Magnetic field effects on the vestibular system: calculation of the pressure on the cupula due to ionic current-induced Lorentz force
Antunes, Andre and Glover, Paul and Li, Yan and Mian, Omar and Day, Brian (2012) Magnetic field effects on the vestibular system: calculation of the pressure on the cupula due to ionic current-induced Lorentz force. Physics In Medicine And Biology, 57 (14). pp. 4477-4487. ISSN 0031-9155
Official URL: http://iopscience.iop.org/0031-9155/57/14/4477/
Large static magnetic fields may be employed in magnetic resonance imaging (MRI). At high magnetic field strengths (usually from about 3 tesla and above) it is possible for humans to perceive a number of effects. One such effect is mild vertigo. Recently, Roberts et al (Current Biology 21:1635-1640 2011) proposed a Lorentz-force mechanism resulting from the ionic currents occurring naturally in the endolymph of the vestibular system. In the present work a more detailed calculation of the forces and resulting pressures in the vestibular system is carried out using a numerical model. Firstly, realistic 3D finite element conductivity and fluid maps of the utricle and a single semi-circular canal containing the current sources (dark cells) and sinks (hair cells) of the utricle and ampulla were constructed. Secondly, the electrical current densities in the fluid are calculated. Thirdly, the developed Lorentz force is used directly in the Navier-Stokes equation and the trans-cupular pressure is computed. Since the driving force field is relatively large in comparison with the advective acceleration, we demonstrate that it is possible to perform an approximation in the Navier-Stokes equations that reduces the problem to solving a simpler Poisson equation.

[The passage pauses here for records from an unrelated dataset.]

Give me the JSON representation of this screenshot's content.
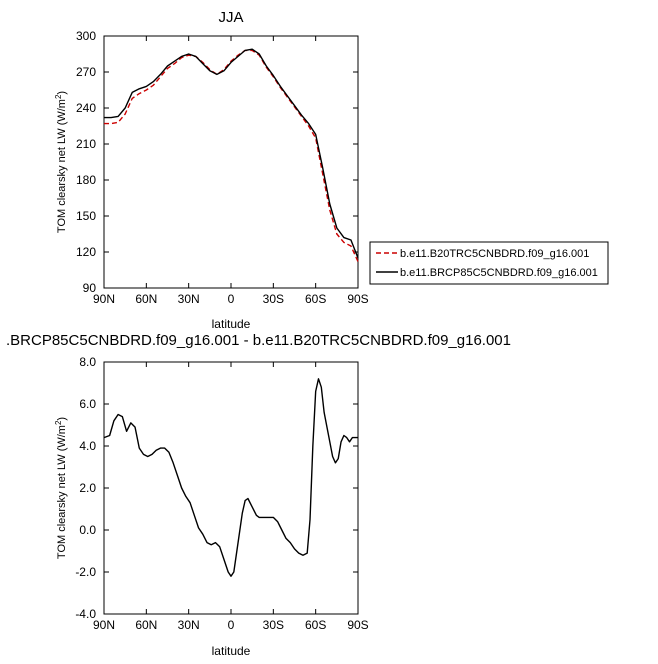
{
  "chart_data": [
    {
      "type": "line",
      "title": "JJA",
      "xlabel": "latitude",
      "ylabel": "TOM clearsky net LW (W/m",
      "ylabel_sup": "2",
      "ylabel_end": ")",
      "x_ticks": [
        "90N",
        "60N",
        "30N",
        "0",
        "30S",
        "60S",
        "90S"
      ],
      "y_ticks": [
        "300",
        "270",
        "240",
        "210",
        "180",
        "150",
        "120",
        "90"
      ],
      "xlim": [
        90,
        -90
      ],
      "ylim": [
        90,
        300
      ],
      "legend_placement": "right",
      "series": [
        {
          "name": "b.e11.B20TRC5CNBDRD.f09_g16.001",
          "color": "#cc0000",
          "style": "dashed",
          "x": [
            90,
            85,
            80,
            75,
            70,
            65,
            60,
            55,
            50,
            45,
            40,
            35,
            30,
            25,
            20,
            15,
            10,
            5,
            0,
            -5,
            -10,
            -15,
            -20,
            -25,
            -30,
            -35,
            -40,
            -45,
            -50,
            -55,
            -60,
            -65,
            -70,
            -75,
            -80,
            -85,
            -90
          ],
          "y": [
            227,
            227,
            228,
            235,
            248,
            252,
            255,
            259,
            266,
            273,
            277,
            282,
            284,
            283,
            278,
            272,
            268,
            272,
            279,
            284,
            288,
            288,
            284,
            274,
            266,
            257,
            249,
            241,
            233,
            225,
            215,
            185,
            155,
            135,
            128,
            125,
            112
          ]
        },
        {
          "name": "b.e11.BRCP85C5CNBDRD.f09_g16.001",
          "color": "#000000",
          "style": "solid",
          "x": [
            90,
            85,
            80,
            75,
            70,
            65,
            60,
            55,
            50,
            45,
            40,
            35,
            30,
            25,
            20,
            15,
            10,
            5,
            0,
            -5,
            -10,
            -15,
            -20,
            -25,
            -30,
            -35,
            -40,
            -45,
            -50,
            -55,
            -60,
            -65,
            -70,
            -75,
            -80,
            -85,
            -90
          ],
          "y": [
            232,
            232,
            233,
            240,
            253,
            256,
            258,
            262,
            268,
            275,
            279,
            283,
            285,
            283,
            277,
            271,
            268,
            271,
            278,
            283,
            288,
            289,
            285,
            275,
            267,
            258,
            250,
            242,
            234,
            227,
            218,
            190,
            160,
            140,
            132,
            130,
            115
          ]
        }
      ]
    },
    {
      "type": "line",
      "title": ".BRCP85C5CNBDRD.f09_g16.001 - b.e11.B20TRC5CNBDRD.f09_g16.001",
      "xlabel": "latitude",
      "ylabel": "TOM clearsky net LW (W/m",
      "ylabel_sup": "2",
      "ylabel_end": ")",
      "x_ticks": [
        "90N",
        "60N",
        "30N",
        "0",
        "30S",
        "60S",
        "90S"
      ],
      "y_ticks": [
        "8.0",
        "6.0",
        "4.0",
        "2.0",
        "0.0",
        "-2.0",
        "-4.0"
      ],
      "xlim": [
        90,
        -90
      ],
      "ylim": [
        -4,
        8
      ],
      "series": [
        {
          "name": "",
          "color": "#000000",
          "style": "solid",
          "x": [
            90,
            86,
            83,
            80,
            77,
            74,
            71,
            68,
            65,
            62,
            59,
            56,
            53,
            50,
            47,
            44,
            41,
            38,
            35,
            32,
            29,
            26,
            23,
            20,
            17,
            14,
            11,
            8,
            5,
            2,
            0,
            -2,
            -5,
            -8,
            -10,
            -12,
            -15,
            -18,
            -20,
            -22,
            -25,
            -28,
            -30,
            -33,
            -36,
            -39,
            -42,
            -45,
            -48,
            -51,
            -54,
            -56,
            -58,
            -60,
            -62,
            -64,
            -66,
            -68,
            -70,
            -72,
            -74,
            -76,
            -78,
            -80,
            -82,
            -84,
            -86,
            -88,
            -90
          ],
          "y": [
            4.4,
            4.5,
            5.2,
            5.5,
            5.4,
            4.7,
            5.1,
            4.9,
            3.9,
            3.6,
            3.5,
            3.6,
            3.8,
            3.9,
            3.9,
            3.7,
            3.2,
            2.6,
            2.0,
            1.6,
            1.3,
            0.7,
            0.1,
            -0.2,
            -0.6,
            -0.7,
            -0.6,
            -0.8,
            -1.4,
            -2.0,
            -2.2,
            -2.0,
            -0.6,
            0.8,
            1.4,
            1.5,
            1.1,
            0.7,
            0.6,
            0.6,
            0.6,
            0.6,
            0.6,
            0.4,
            0.0,
            -0.4,
            -0.6,
            -0.9,
            -1.1,
            -1.2,
            -1.1,
            0.5,
            4.0,
            6.6,
            7.2,
            6.8,
            5.6,
            4.9,
            4.2,
            3.5,
            3.2,
            3.4,
            4.2,
            4.5,
            4.4,
            4.2,
            4.4,
            4.4,
            4.4
          ]
        }
      ]
    }
  ]
}
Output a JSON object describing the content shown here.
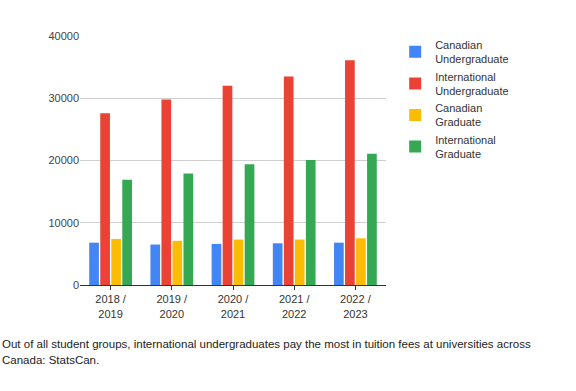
{
  "chart_data": {
    "type": "bar",
    "categories": [
      "2018 / 2019",
      "2019 / 2020",
      "2020 / 2021",
      "2021 / 2022",
      "2022 / 2023"
    ],
    "series": [
      {
        "name": "Canadian Undergraduate",
        "color": "#4285f4",
        "values": [
          6800,
          6500,
          6600,
          6700,
          6800
        ]
      },
      {
        "name": "International Undergraduate",
        "color": "#ea4335",
        "values": [
          27600,
          29800,
          32000,
          33500,
          36100
        ]
      },
      {
        "name": "Canadian Graduate",
        "color": "#fbbc04",
        "values": [
          7400,
          7100,
          7300,
          7300,
          7500
        ]
      },
      {
        "name": "International Graduate",
        "color": "#34a853",
        "values": [
          16900,
          17900,
          19400,
          20100,
          21100
        ]
      }
    ],
    "ylim": [
      0,
      40000
    ],
    "yticks": [
      0,
      10000,
      20000,
      30000,
      40000
    ],
    "grid": true,
    "legend": "right",
    "caption": "Out of all student groups, international undergraduates pay the most in tuition fees at universities across Canada: StatsCan."
  }
}
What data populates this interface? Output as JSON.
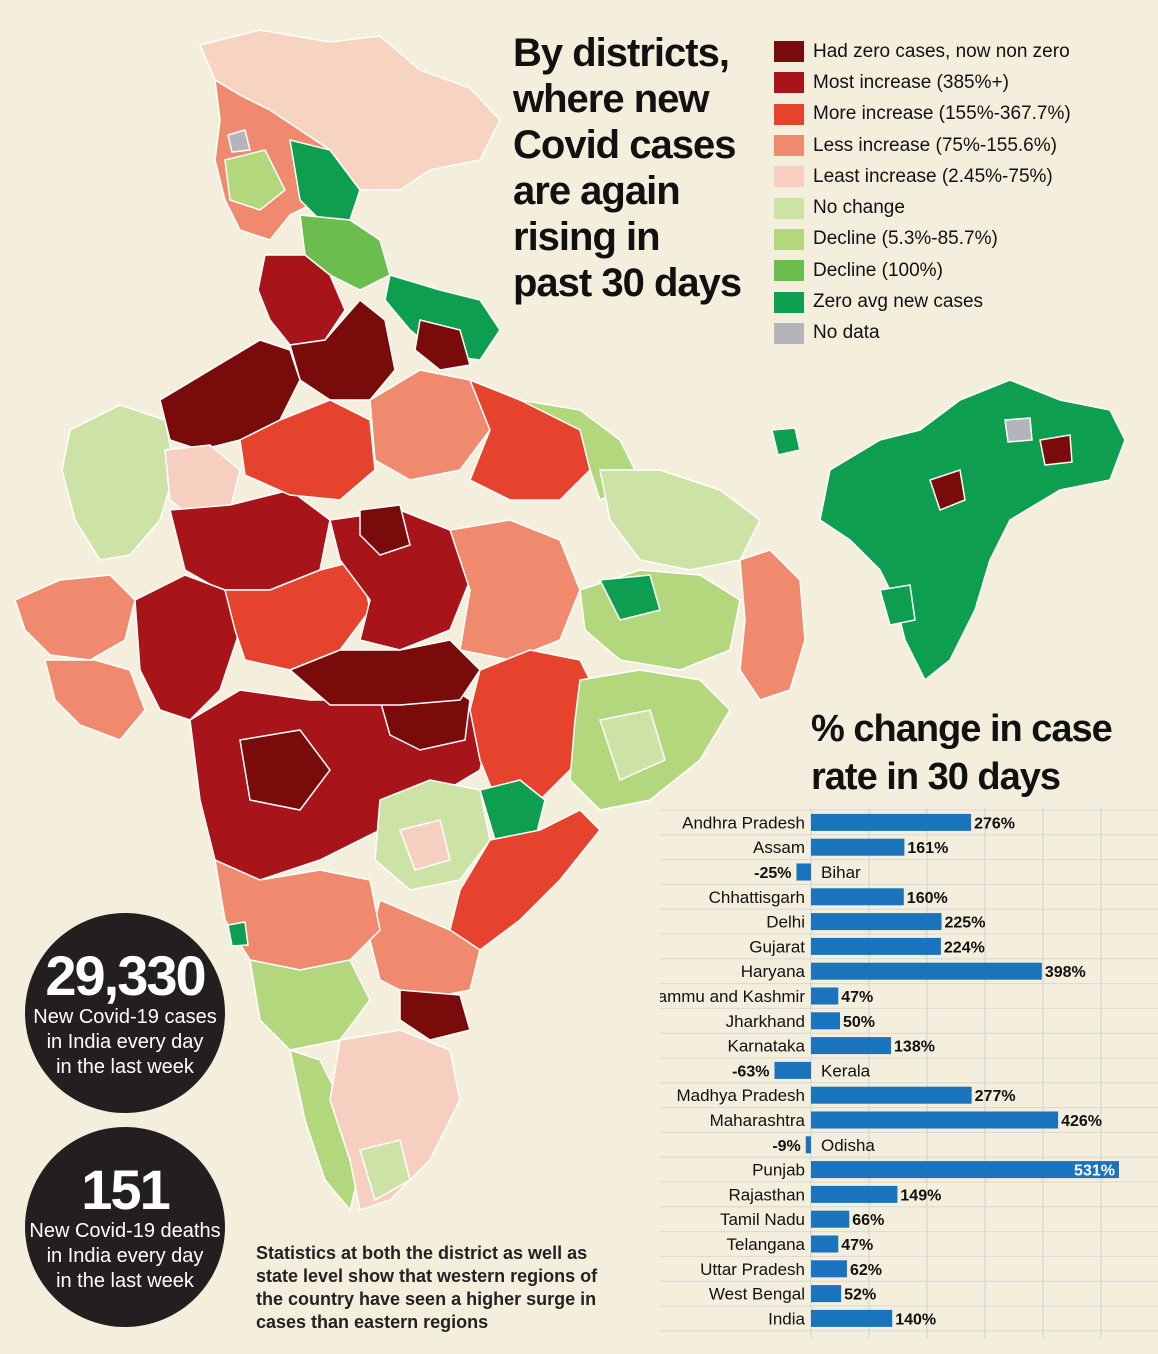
{
  "title": {
    "lines": [
      "By districts,",
      "where new",
      "Covid cases",
      "are again",
      "rising in",
      "past 30 days"
    ]
  },
  "legend": [
    {
      "label": "Had zero cases, now non zero",
      "color": "#7a0b0b"
    },
    {
      "label": "Most increase (385%+)",
      "color": "#a7151a"
    },
    {
      "label": "More increase (155%-367.7%)",
      "color": "#e5432e"
    },
    {
      "label": "Less increase (75%-155.6%)",
      "color": "#ef8a6e"
    },
    {
      "label": "Least increase (2.45%-75%)",
      "color": "#f7cfc0"
    },
    {
      "label": "No change",
      "color": "#cde3a6"
    },
    {
      "label": "Decline (5.3%-85.7%)",
      "color": "#b2d77d"
    },
    {
      "label": "Decline (100%)",
      "color": "#6bbd4d"
    },
    {
      "label": "Zero avg new cases",
      "color": "#0e9e4f"
    },
    {
      "label": "No data",
      "color": "#b4b5ba"
    }
  ],
  "stats": {
    "cases": {
      "number": "29,330",
      "lines": [
        "New Covid-19 cases",
        "in India every day",
        "in the last week"
      ]
    },
    "deaths": {
      "number": "151",
      "lines": [
        "New Covid-19 deaths",
        "in India every day",
        "in the last week"
      ]
    }
  },
  "note": "Statistics at both the district as well as state level show that western regions of the country have seen a higher surge in cases than eastern regions",
  "chart_title": "% change in case rate in 30 days",
  "chart_data": {
    "type": "bar",
    "orientation": "horizontal",
    "title": "% change in case rate in 30 days",
    "categories": [
      "Andhra Pradesh",
      "Assam",
      "Bihar",
      "Chhattisgarh",
      "Delhi",
      "Gujarat",
      "Haryana",
      "Jammu and Kashmir",
      "Jharkhand",
      "Karnataka",
      "Kerala",
      "Madhya Pradesh",
      "Maharashtra",
      "Odisha",
      "Punjab",
      "Rajasthan",
      "Tamil Nadu",
      "Telangana",
      "Uttar Pradesh",
      "West Bengal",
      "India"
    ],
    "values": [
      276,
      161,
      -25,
      160,
      225,
      224,
      398,
      47,
      50,
      138,
      -63,
      277,
      426,
      -9,
      531,
      149,
      66,
      47,
      62,
      52,
      140
    ],
    "value_labels": [
      "276%",
      "161%",
      "-25%",
      "160%",
      "225%",
      "224%",
      "398%",
      "47%",
      "50%",
      "138%",
      "-63%",
      "277%",
      "426%",
      "-9%",
      "531%",
      "149%",
      "66%",
      "47%",
      "62%",
      "52%",
      "140%"
    ],
    "xlim": [
      -100,
      540
    ],
    "grid": true,
    "bar_color": "#1a73bd"
  }
}
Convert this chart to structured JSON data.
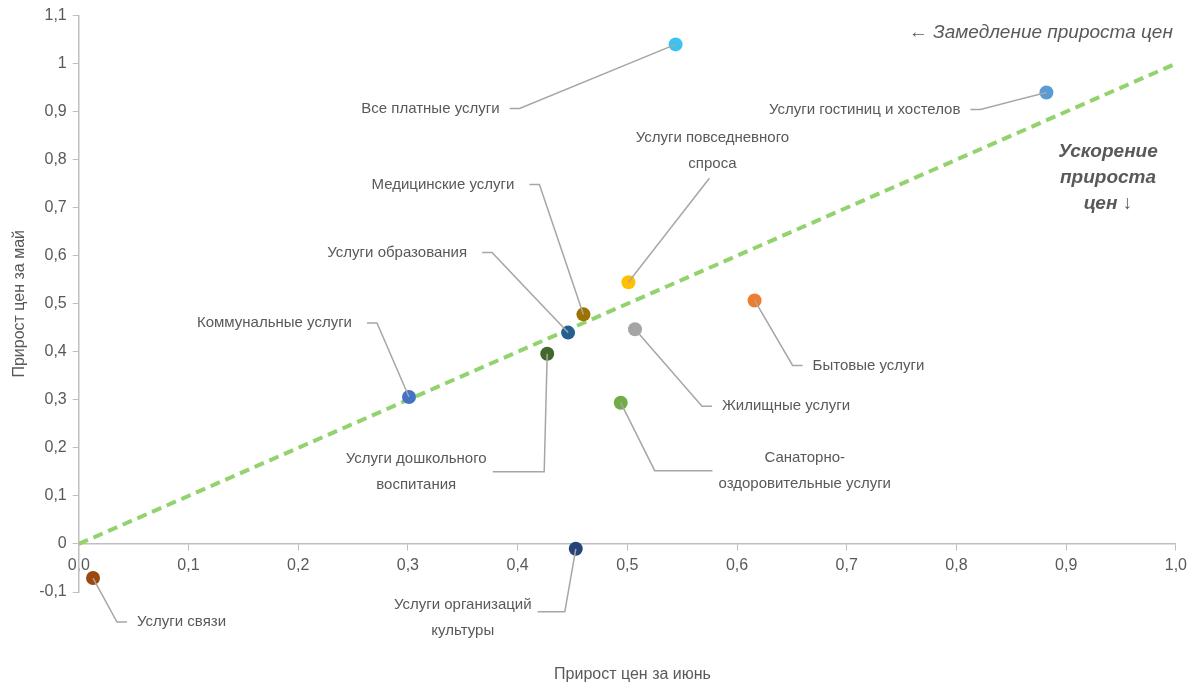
{
  "chart_data": {
    "type": "scatter",
    "xlabel": "Прирост цен за июнь",
    "ylabel": "Прирост цен за май",
    "xlim": [
      0,
      1
    ],
    "ylim": [
      -0.1,
      1.1
    ],
    "xticks": [
      {
        "value": 0,
        "label": "0,0"
      },
      {
        "value": 0.1,
        "label": "0,1"
      },
      {
        "value": 0.2,
        "label": "0,2"
      },
      {
        "value": 0.3,
        "label": "0,3"
      },
      {
        "value": 0.4,
        "label": "0,4"
      },
      {
        "value": 0.5,
        "label": "0,5"
      },
      {
        "value": 0.6,
        "label": "0,6"
      },
      {
        "value": 0.7,
        "label": "0,7"
      },
      {
        "value": 0.8,
        "label": "0,8"
      },
      {
        "value": 0.9,
        "label": "0,9"
      },
      {
        "value": 1,
        "label": "1,0"
      }
    ],
    "yticks": [
      {
        "value": -0.1,
        "label": "-0,1"
      },
      0,
      {
        "value": 0.1,
        "label": "0,1"
      },
      {
        "value": 0.2,
        "label": "0,2"
      },
      {
        "value": 0.3,
        "label": "0,3"
      },
      {
        "value": 0.4,
        "label": "0,4"
      },
      {
        "value": 0.5,
        "label": "0,5"
      },
      {
        "value": 0.6,
        "label": "0,6"
      },
      {
        "value": 0.7,
        "label": "0,7"
      },
      {
        "value": 0.8,
        "label": "0,8"
      },
      {
        "value": 0.9,
        "label": "0,9"
      },
      1,
      {
        "value": 1.1,
        "label": "1,1"
      }
    ],
    "grid": false,
    "legend": false,
    "marker": "circle",
    "annotations": [
      "← Замедление прироста цен",
      "Ускорение прироста цен ↓"
    ],
    "series": [
      {
        "name": "Все платные услуги",
        "color": "#3fc1ef",
        "x": [
          0.544
        ],
        "values": [
          1.04
        ]
      },
      {
        "name": "Услуги гостиниц и хостелов",
        "color": "#5b9bd5",
        "x": [
          0.882
        ],
        "values": [
          0.94
        ]
      },
      {
        "name": "Услуги повседневного спроса",
        "color": "#ffc000",
        "x": [
          0.501
        ],
        "values": [
          0.545
        ]
      },
      {
        "name": "Медицинские услуги",
        "color": "#9c7200",
        "x": [
          0.46
        ],
        "values": [
          0.478
        ]
      },
      {
        "name": "Услуги образования",
        "color": "#255e91",
        "x": [
          0.446
        ],
        "values": [
          0.44
        ]
      },
      {
        "name": "Коммунальные услуги",
        "color": "#4472c4",
        "x": [
          0.301
        ],
        "values": [
          0.306
        ]
      },
      {
        "name": "Услуги дошкольного воспитания",
        "color": "#43682b",
        "x": [
          0.427
        ],
        "values": [
          0.396
        ]
      },
      {
        "name": "Жилищные услуги",
        "color": "#a5a5a5",
        "x": [
          0.507
        ],
        "values": [
          0.447
        ]
      },
      {
        "name": "Бытовые услуги",
        "color": "#ed7d31",
        "x": [
          0.616
        ],
        "values": [
          0.507
        ]
      },
      {
        "name": "Санаторно-оздоровительные услуги",
        "color": "#70ad47",
        "x": [
          0.494
        ],
        "values": [
          0.294
        ]
      },
      {
        "name": "Услуги организаций культуры",
        "color": "#264478",
        "x": [
          0.453
        ],
        "values": [
          -0.01
        ]
      },
      {
        "name": "Услуги связи",
        "color": "#9e480e",
        "x": [
          0.013
        ],
        "values": [
          -0.071
        ]
      },
      {
        "type": "line",
        "color": "#92d36e",
        "line_style": "dashed",
        "marker": "none",
        "x": [
          0,
          1
        ],
        "values": [
          0,
          1
        ]
      }
    ]
  }
}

This simplification allows rapid and easy calculation for many different directions of applied magnetic field. At 7 tesla a maximum cupula pressure difference of 1.6 mPa was calculated for the combined ampullar (0.7 μA) and utricular (3.31 μA) distributed current sources, assuming a hair-cell resting current of 100 pA per unit. These pressure values are up to an order of magnitude lower than those proposed by Roberts et al using a simplistic model and calculation, and are in good agreement with the estimated pressure values for nystagmus velocities in head rotation/caloric experiments. This modeling work supports the hypothesis that the Lorentz force mechanism is a significant contributor to the perception of magnetic field induced vertigo.